Primer informe oficial del accidente ferroviario en Adamuz: rotura previa del carril

La investigación sobre el siniestro ferroviario más grave de los últimos años en España ha arrojado una conclusión técnica devastadora. El primer informe oficial emitido por la Comisión de Investigación de Accidentes Ferroviarios (CIAF) confirma que la fractura de la vía fue la causa directa del descarrilamiento del tren Iryo el pasado domingo en Adamuz (Córdoba).
Según el documento, la rotura del metal se produjo antes del paso del convoy, un factor crítico que desencadenó una colisión en cadena con un tren Alvia de Renfe y que ha dejado un balance de 45 víctimas mortales.

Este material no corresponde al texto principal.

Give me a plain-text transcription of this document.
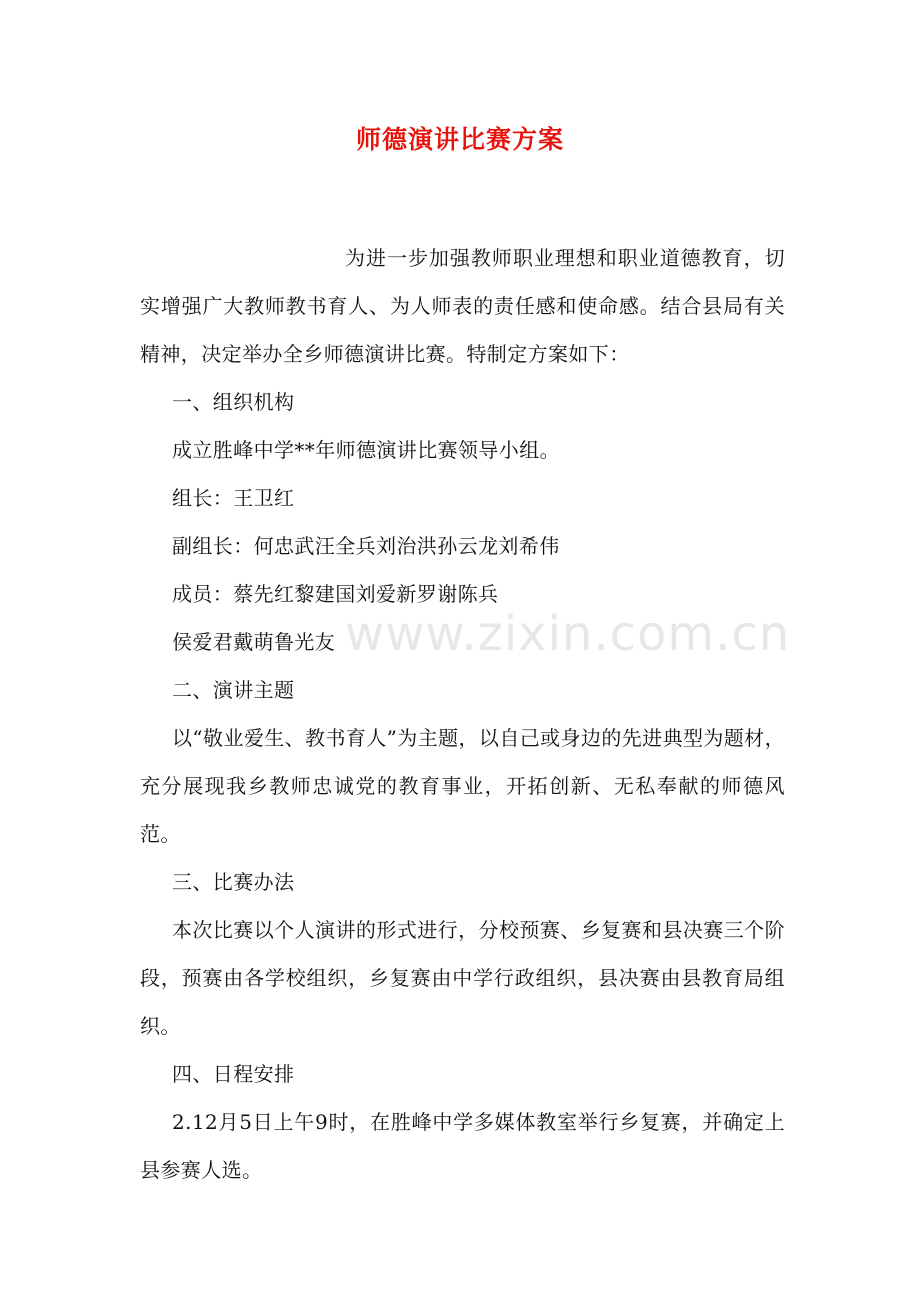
师德演讲比赛方案

为进一步加强教师职业理想和职业道德教育，切实增强广大教师教书育人、为人师表的责任感和使命感。结合县局有关精神，决定举办全乡师德演讲比赛。特制定方案如下：

一、组织机构

成立胜峰中学**年师德演讲比赛领导小组。

组长：王卫红

副组长：何忠武汪全兵刘治洪孙云龙刘希伟

成员：蔡先红黎建国刘爱新罗谢陈兵

侯爱君戴萌鲁光友

二、演讲主题

以“敬业爱生、教书育人”为主题，以自己或身边的先进典型为题材，充分展现我乡教师忠诚党的教育事业，开拓创新、无私奉献的师德风范。

三、比赛办法

本次比赛以个人演讲的形式进行，分校预赛、乡复赛和县决赛三个阶段，预赛由各学校组织，乡复赛由中学行政组织，县决赛由县教育局组织。

四、日程安排

2.12月5日上午9时，在胜峰中学多媒体教室举行乡复赛，并确定上县参赛人选。

www.zixin.com.cn
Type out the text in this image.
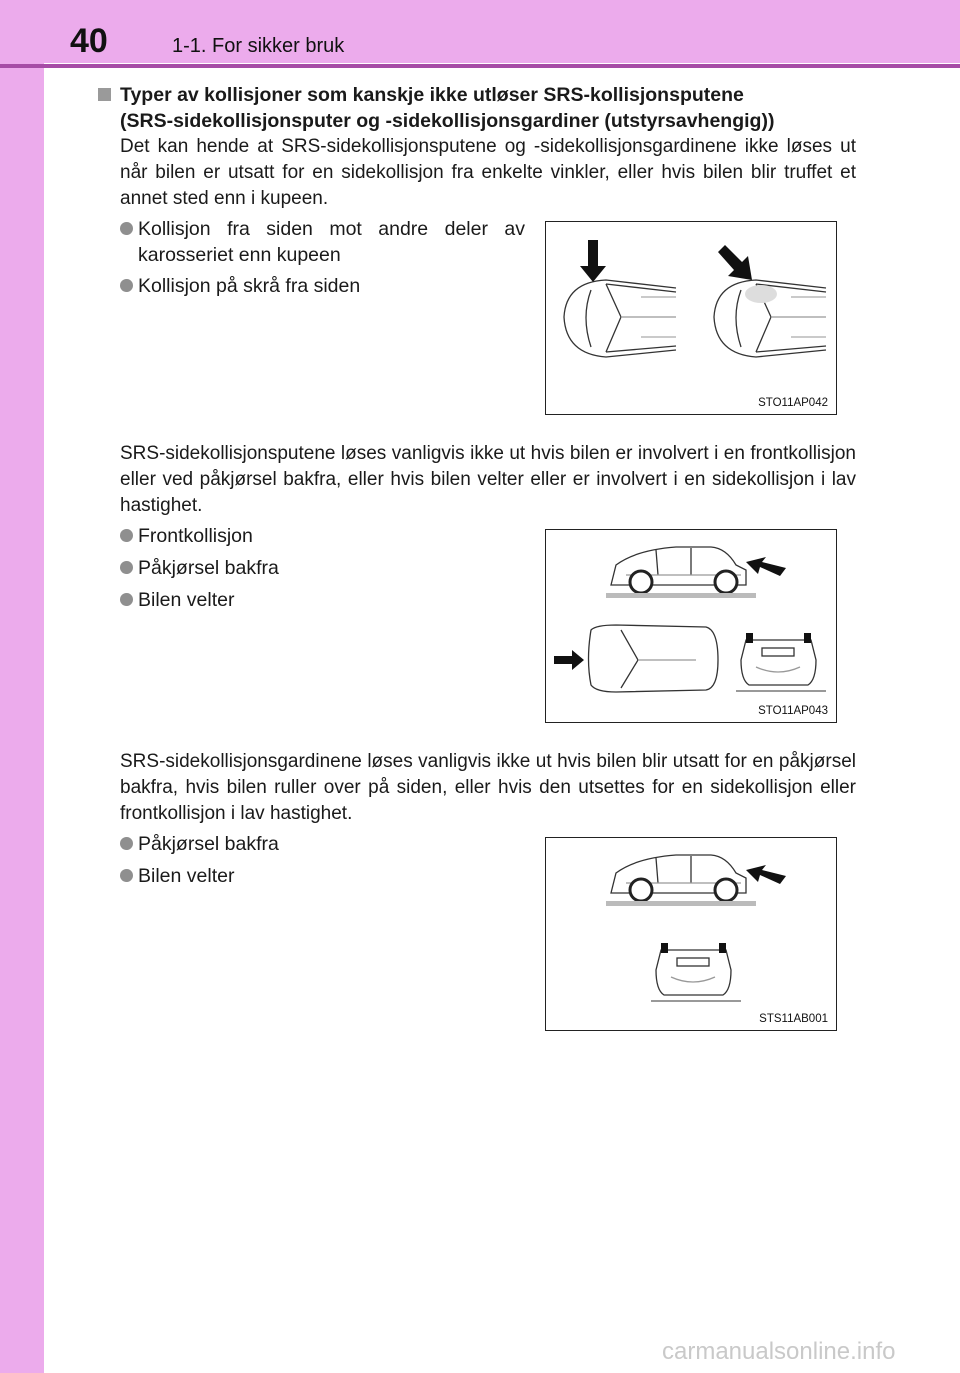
40	1-1. For sikker bruk
Typer av kollisjoner som kanskje ikke utløser SRS-kollisjonsputene
(SRS-sidekollisjonsputer og -sidekollisjonsgardiner (utstyrsavhengig))
Det kan hende at SRS-sidekollisjonsputene og -sidekollisjonsgardinene ikke løses ut når bilen er utsatt for en sidekollisjon fra enkelte vinkler, eller hvis bilen blir truffet et annet sted enn i kupeen.
Kollisjon fra siden mot andre deler av karosseriet enn kupeen
Kollisjon på skrå fra siden
STO11AP042
SRS-sidekollisjonsputene løses vanligvis ikke ut hvis bilen er involvert i en frontkollisjon eller ved påkjørsel bakfra, eller hvis bilen velter eller er involvert i en sidekollisjon i lav hastighet.
Frontkollisjon
Påkjørsel bakfra
Bilen velter
STO11AP043
SRS-sidekollisjonsgardinene løses vanligvis ikke ut hvis bilen blir utsatt for en påkjørsel bakfra, hvis bilen ruller over på siden, eller hvis den utsettes for en sidekollisjon eller frontkollisjon i lav hastighet.
Påkjørsel bakfra
Bilen velter
STS11AB001
carmanualsonline.info
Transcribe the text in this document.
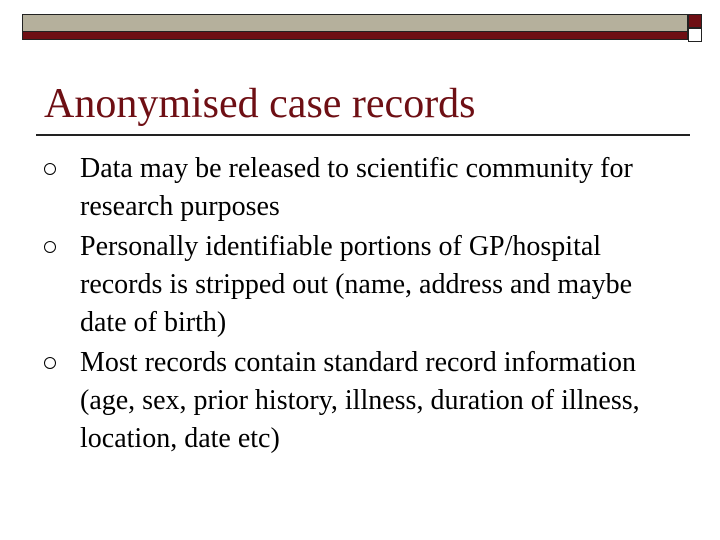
Anonymised case records
Data may be released to scientific community for research purposes
Personally identifiable portions of GP/hospital records is stripped out (name, address and maybe date of birth)
Most records contain standard record information (age, sex, prior history, illness, duration of illness, location, date etc)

Este dictamen técnico valida las informaciones adelantadas por el diario El Mundo, medio que desde el inicio de la semana sostuvo que la fatiga del material era el origen más probable de la tragedia.
Mientras el Ministerio de Transportes calificó inicialmente el suceso como "extraño", la CIAF ha ratificado ahora que el carril ya presentaba una discontinuidad antes de las 19:48 horas, momento en que el tren Iryo 6189 alcanzó el tramo afectado.
El informe provisional subraya que la fractura era preexistente al descarrilamiento, una hipótesis que será sometida a rigurosos análisis metalográficos en laboratorios de alta precisión.
La reconstrucción de los hechos revela, además, una inquietante cadena de señales omitidas. La investigación detalla que los sensores dinámicos de tres trenes que circularon previamente por el mismo punto —dos de la operadora Iryo y uno de Renfe— detectaron anomalías en la marcha.
Pese a que los sistemas de medición interna registraron estas irregularidades, los maquinistas no reportaron incidencias visuales ni de conducción, permitiendo que la vía continuara operativa hasta el colapso final.
La evidencia física más concluyente hallada por los técnicos son unas muescas uniformes en las ruedas del lado derecho del tren accidentado. El análisis preliminar indica que estas marcas son plenamente compatibles con el impacto repetido contra un carril seccionado.
Los investigadores explican que, al romperse la continuidad de la vía, se generó un "escalón" milimétrico; la parte del carril posterior a la rotura no actuaba de forma solidaria con la anterior, provocando que cada llanta golpeara el borde expuesto del acero a velocidades superiores a los 200 km/h.
Este suceso pone bajo el foco la seguridad de las infraestructuras ferroviarias en España y la eficacia de los sistemas de monitorización automatizada. La tragedia de Adamuz marca un punto de inflexión que obligará a revisar no solo el mantenimiento de las líneas de alta velocidad, sino también los protocolos de comunicación inmediata entre los sensores de a bordo y los centros de control de tráfico para evitar que advertencias técnicas pasen desapercibidas.
El desenlace fatal ocurrió en apenas tres centésimas de segundo entre cada impacto. Tras el paso de los primeros coches, el carril dañado, sometido a una presión extrema y sin tiempo para recuperar su deformación elástica, acabó por volcar hacia el exterior.
Esto dejó al último coche del Iryo sin superficie de rodadura, provocando su invasión en la vía contraria justo en el instante en que circulaba el Alvia de Renfe, sellando así la magnitud de una catástrofe que ha conmocionado al país.